Rory O’Hara, a successful British commodity trader, is lured back to London from New York by the opportunities to make yet more money which he is convinced will arise from the deregulation of the UK financial markets in the 1980s. Is a modern audience more disturbed by his wife’s incessant smoking, or by his cavalier chauvinism in expecting her to give up her riding school job, not to mention the disruption to the lives of their two children?
We gradually realise that charming, fast-talking Rory is putting on an act to persuade would-be clients. Out of his depth trying to negotiate business mergers, relying too heavily on income he has yet to receive, his spending is out of control: renting a vast, dark and frankly creepy country house; getting a riding school built for his wife; sending his son to a posh school without noticing how he is being bullied there, and so on.
He is slow to grasp that financial deregulation does not mean the freeing up of class-ridden British society, which perhaps he has half-forgotten after his years in the more informal States where it is simply money that counts.
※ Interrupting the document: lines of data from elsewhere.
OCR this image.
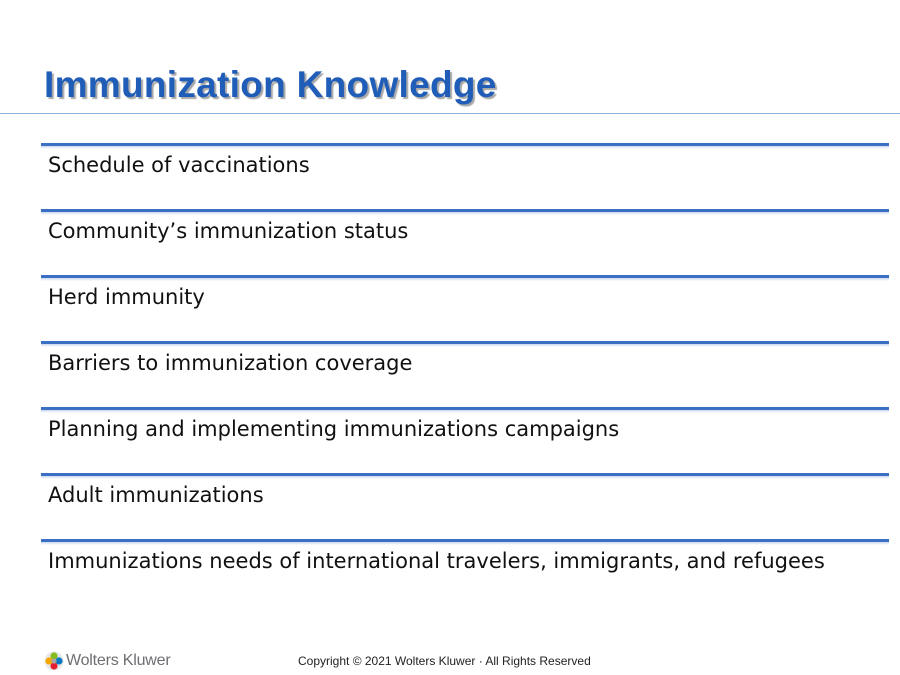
Immunization Knowledge
Schedule of vaccinations
Community’s immunization status
Herd immunity
Barriers to immunization coverage
Planning and implementing immunizations campaigns
Adult immunizations
Immunizations needs of international travelers, immigrants, and refugees
Wolters Kluwer	Copyright © 2021 Wolters Kluwer · All Rights Reserved
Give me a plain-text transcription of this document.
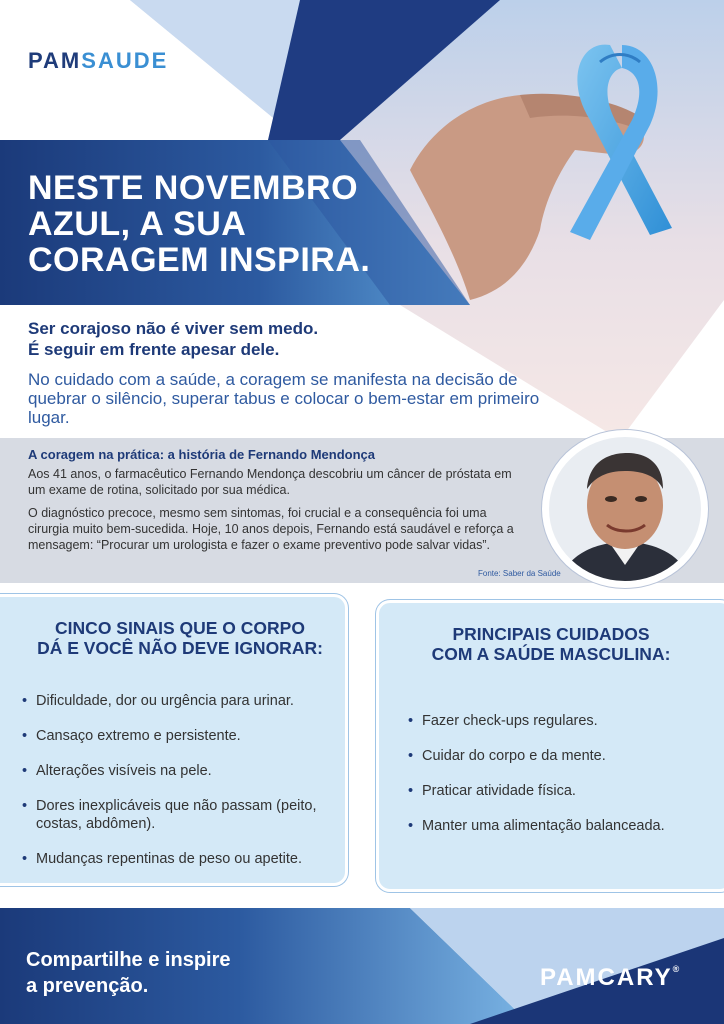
PAMSAUDE
NESTE NOVEMBRO
AZUL, A SUA
CORAGEM INSPIRA.
Ser corajoso não é viver sem medo.
É seguir em frente apesar dele.
No cuidado com a saúde, a coragem se manifesta na decisão de quebrar o silêncio, superar tabus e colocar o bem-estar em primeiro lugar.
A coragem na prática: a história de Fernando Mendonça
Aos 41 anos, o farmacêutico Fernando Mendonça descobriu um câncer de próstata em um exame de rotina, solicitado por sua médica.
O diagnóstico precoce, mesmo sem sintomas, foi crucial e a consequência foi uma cirurgia muito bem-sucedida. Hoje, 10 anos depois, Fernando está saudável e reforça a mensagem: “Procurar um urologista e fazer o exame preventivo pode salvar vidas”.
Fonte: Saber da Saúde
CINCO SINAIS QUE O CORPO
DÁ E VOCÊ NÃO DEVE IGNORAR:
• Dificuldade, dor ou urgência para urinar.
• Cansaço extremo e persistente.
• Alterações visíveis na pele.
• Dores inexplicáveis que não passam (peito, costas, abdômen).
• Mudanças repentinas de peso ou apetite.
PRINCIPAIS CUIDADOS
COM A SAÚDE MASCULINA:
• Fazer check-ups regulares.
• Cuidar do corpo e da mente.
• Praticar atividade física.
• Manter uma alimentação balanceada.
Compartilhe e inspire
a prevenção.	PAMCARY®
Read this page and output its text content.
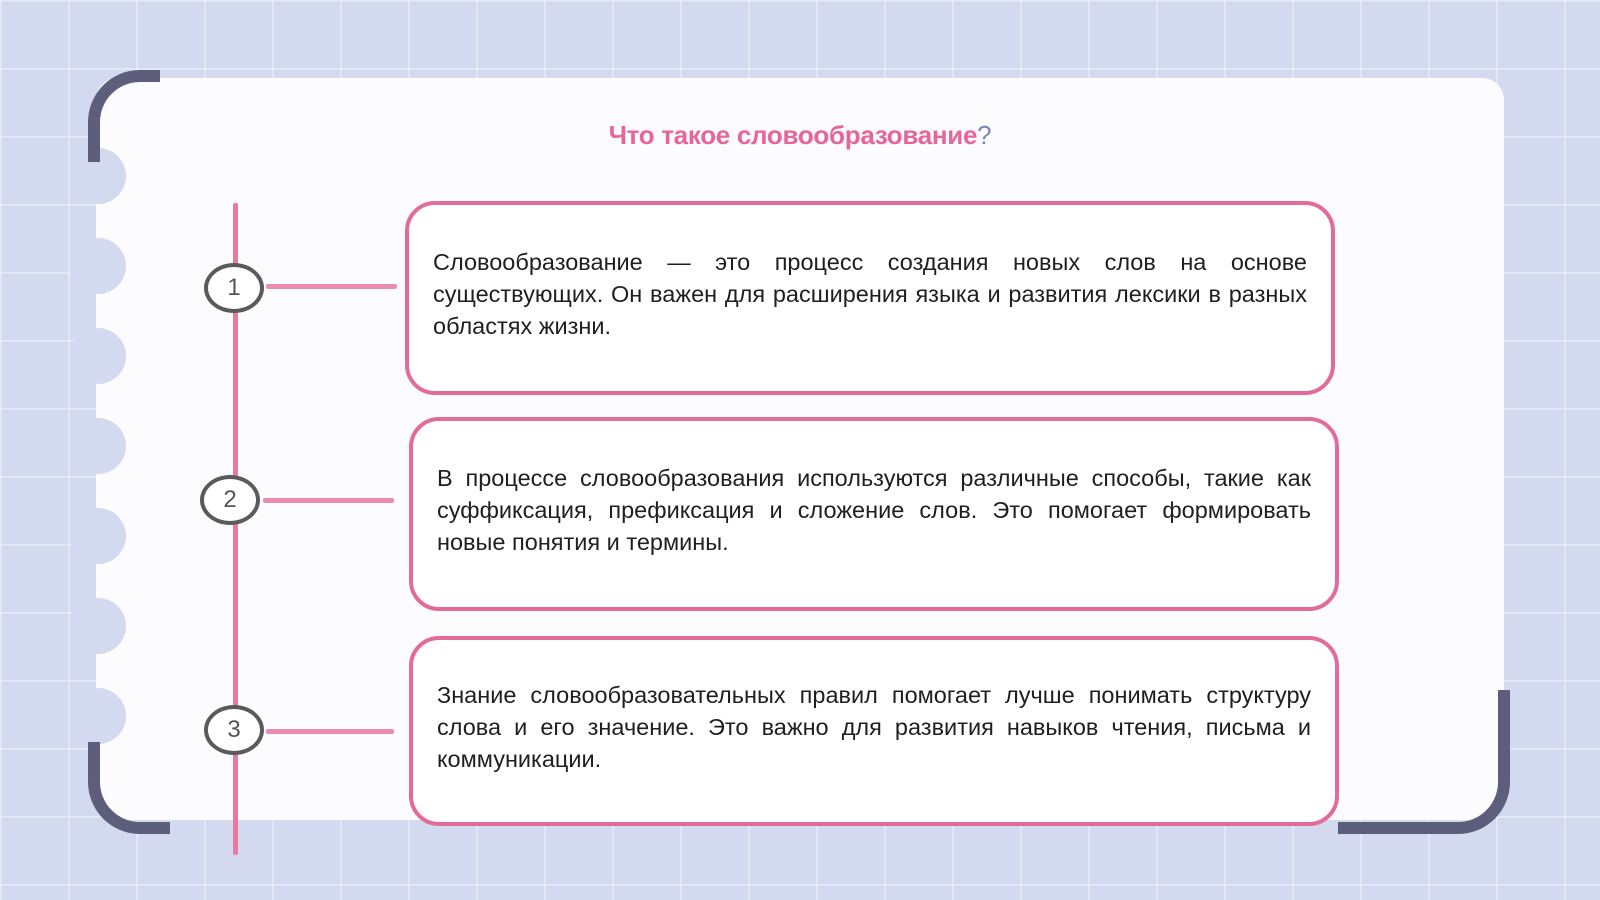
Что такое словообразование?
1
2
3
Словообразование — это процесс создания новых слов на основе существующих. Он важен для расширения языка и развития лексики в разных областях жизни.
В процессе словообразования используются различные способы, такие как суффиксация, префиксация и сложение слов. Это помогает формировать новые понятия и термины.
Знание словообразовательных правил помогает лучше понимать структуру слова и его значение. Это важно для развития навыков чтения, письма и коммуникации.
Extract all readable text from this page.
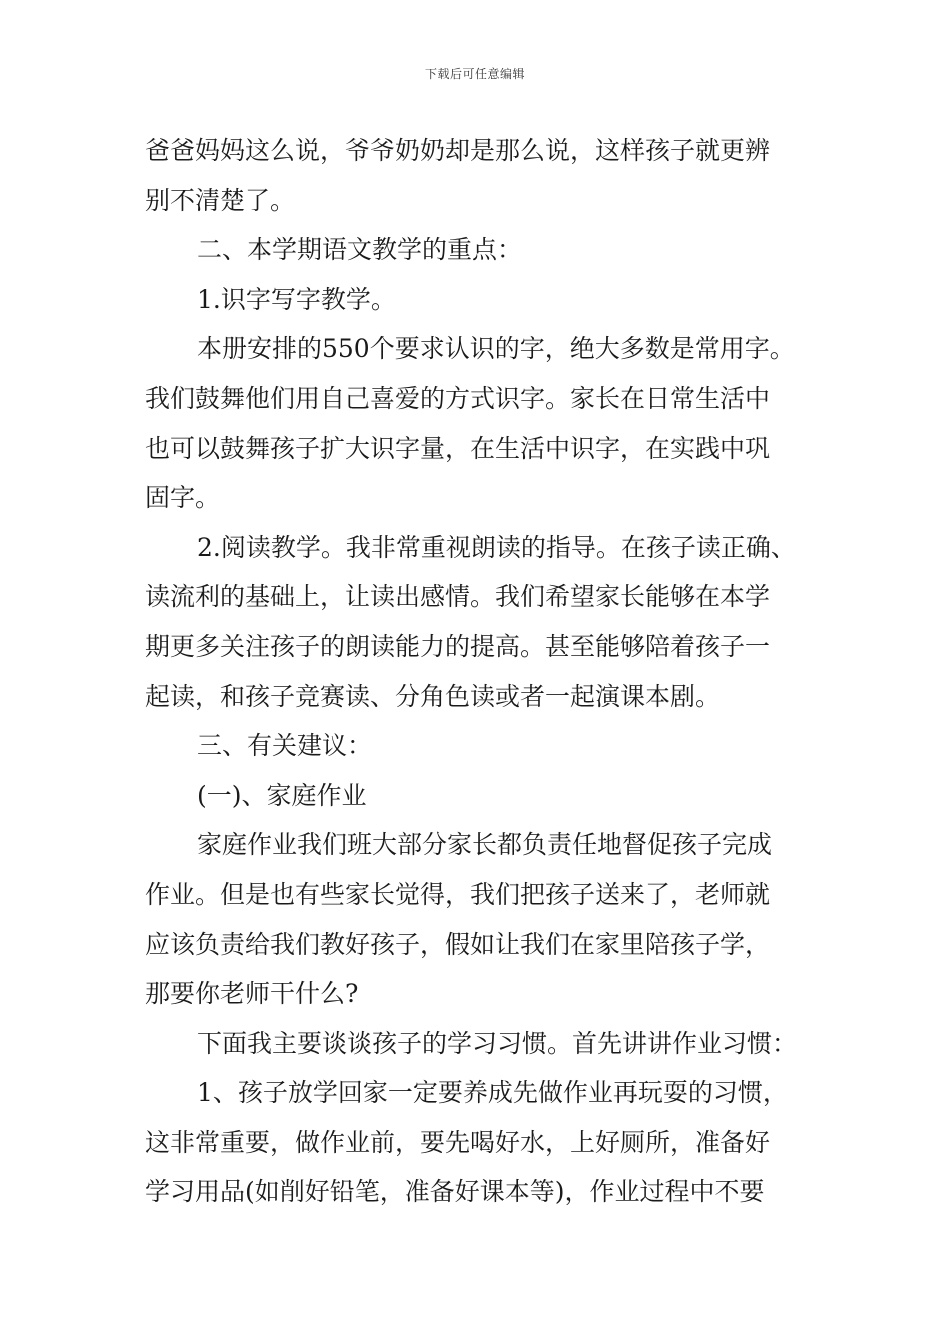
下载后可任意编辑

爸爸妈妈这么说，爷爷奶奶却是那么说，这样孩子就更辨

别不清楚了。

二、本学期语文教学的重点：

1.识字写字教学。

本册安排的550个要求认识的字，绝大多数是常用字。

我们鼓舞他们用自己喜爱的方式识字。家长在日常生活中

也可以鼓舞孩子扩大识字量，在生活中识字，在实践中巩

固字。

2.阅读教学。我非常重视朗读的指导。在孩子读正确、

读流利的基础上，让读出感情。我们希望家长能够在本学

期更多关注孩子的朗读能力的提高。甚至能够陪着孩子一

起读，和孩子竞赛读、分角色读或者一起演课本剧。

三、有关建议：

(一)、家庭作业

家庭作业我们班大部分家长都负责任地督促孩子完成

作业。但是也有些家长觉得，我们把孩子送来了，老师就

应该负责给我们教好孩子，假如让我们在家里陪孩子学，

那要你老师干什么?

下面我主要谈谈孩子的学习习惯。首先讲讲作业习惯：

1、孩子放学回家一定要养成先做作业再玩耍的习惯，

这非常重要，做作业前，要先喝好水，上好厕所，准备好

学习用品(如削好铅笔，准备好课本等)，作业过程中不要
The source of his driven personality becomes clearer when he pays a visit to the mother he hasn’t seen for years and we understand that he comes from an impoverished background, brought up in a rundown council flat.
Operating on different levels, this film is hard to judge, with often disjointed scenes: one minute it is a comedy, with Rory’s wife puncturing his phoney spiel at a business dinner; at another, it is a horror film in the dark, possibly haunted house; camera work at odd angles with some striking images make it an art film, and so on. The acting is generally good and if Jude Law sometimes seem to be overdoing it, that is part of his image, and his problem. Overall, there are some powerful or moving scenes, so that if the film does not quite work, it is due to the way they are linked.